From EuroNews: "'Historic day': EU strikes major deal to reform migration policy after three years of bitter debates." The deal does away with the prior requirement that all EU members accept illegals but now allows nations to not have to accept illegals, but pay a "tax" if they don't accept illegals:
Crucially, it does not alter the so-called "Dublin principle," which says the responsibility for an asylum application lies first and foremost with the first country of arrival.
Overall, it is meant to cover the "internal dimension" of migration while the "external dimension" is addressed through tailor-made deals with neighbouring countries, like Turkey, Tunisia and Egypt.
The five laws contained in the New Pact are:
- The Screening Regulation, which envisions a pre-entry procedure to swiftly examine an asylum seeker's profile and collect basic information such as nationality, age, fingerprints and facial image. Health and security checks will also be carried out.
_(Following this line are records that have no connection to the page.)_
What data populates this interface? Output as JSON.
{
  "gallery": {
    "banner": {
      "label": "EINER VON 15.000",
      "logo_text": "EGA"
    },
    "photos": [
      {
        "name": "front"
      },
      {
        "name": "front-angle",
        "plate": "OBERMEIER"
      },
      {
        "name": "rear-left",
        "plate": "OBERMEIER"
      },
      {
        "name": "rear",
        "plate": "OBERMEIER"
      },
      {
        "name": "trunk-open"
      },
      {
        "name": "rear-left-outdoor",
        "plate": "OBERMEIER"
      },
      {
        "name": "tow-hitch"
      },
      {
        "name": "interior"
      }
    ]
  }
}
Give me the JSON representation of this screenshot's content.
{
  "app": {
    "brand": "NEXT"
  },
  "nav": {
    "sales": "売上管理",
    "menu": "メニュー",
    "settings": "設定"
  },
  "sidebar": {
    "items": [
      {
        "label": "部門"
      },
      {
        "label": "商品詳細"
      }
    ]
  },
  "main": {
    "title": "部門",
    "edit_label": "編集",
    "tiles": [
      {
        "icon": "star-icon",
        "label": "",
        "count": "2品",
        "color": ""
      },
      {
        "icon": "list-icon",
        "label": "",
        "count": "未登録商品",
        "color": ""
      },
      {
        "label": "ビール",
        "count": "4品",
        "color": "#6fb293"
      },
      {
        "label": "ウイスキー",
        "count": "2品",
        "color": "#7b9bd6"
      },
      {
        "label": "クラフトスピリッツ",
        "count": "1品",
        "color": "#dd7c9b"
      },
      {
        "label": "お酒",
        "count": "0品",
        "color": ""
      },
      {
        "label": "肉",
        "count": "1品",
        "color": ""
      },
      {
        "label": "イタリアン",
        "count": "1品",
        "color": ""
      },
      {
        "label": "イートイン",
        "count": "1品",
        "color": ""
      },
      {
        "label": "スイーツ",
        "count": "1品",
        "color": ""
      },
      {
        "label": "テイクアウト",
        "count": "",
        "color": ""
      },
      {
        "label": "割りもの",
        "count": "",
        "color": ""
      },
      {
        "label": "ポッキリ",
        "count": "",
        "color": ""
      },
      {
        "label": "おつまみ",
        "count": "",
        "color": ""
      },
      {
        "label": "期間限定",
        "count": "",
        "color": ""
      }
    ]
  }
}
- The amended Eurodac Regulation, which updates the Eurodac, the large-scale database that will store the biometric evidence collected during the screening process. The database will shift from counting applications to counting applicants to prevent multiple claims under the same name.
- The amended Asylum Procedures Regulation (APR), which sets two possible steps for migrants: the traditional asylum procedure, which usually takes several months to complete, and a fast-tracked border procedure, meant to last a maximum of 12 weeks. The border procedure will apply to migrants who pose a risk to national security and those who come from countries with low recognition rates, such as Morocco, Pakistan and India. These migrants will not be allowed to enter the national territory and instead be kept at facilities on the border, creating a "legal fiction of non-entry."
- The Asylum and Migration Management Regulation (AMMR), which establishes a system of "mandatory solidarity" that will offer countries three options to manage migration flows: relocate a certain number of asylum seekers, pay a contribution for each claimant they refuse to relocate, and finance operational support. Brussels insists the system will not force any member state to accept refugees as long as they contribute through any of the other two options.
- The Crisis Regulation, which foresees exceptional rules that will apply when the bloc's asylum system is threatened by a sudden and massive arrival of refugees, as was the case during the 2015-2016 migration crisis, or by a situation of force majeure, like the COVID-19 pandemic. In these circumstances, national authorities will be allowed to apply tougher measures, including longer detention periods.
Wouldn't it be cheaper and easier to just send the illegals back to wherever they came from?
ReplyDeleteIt would be. In fact, preventing them from entering would be even cheaper as well as going after the NGOs that assist the migrants. If governments can go after company's like X for not sufficiently censoring the public square, they can certain pass laws against NGOs assisting illegals from committing the crime of illegal immigration and impound their ships, seize their assets, and imprison their officers. And it would be done if the ruling elites cared about their people, their nation. But they don't, so they won't. Their wealth and power (over the short run) depend on the cheap labor. And over the long run, they figure that they will still stay on top.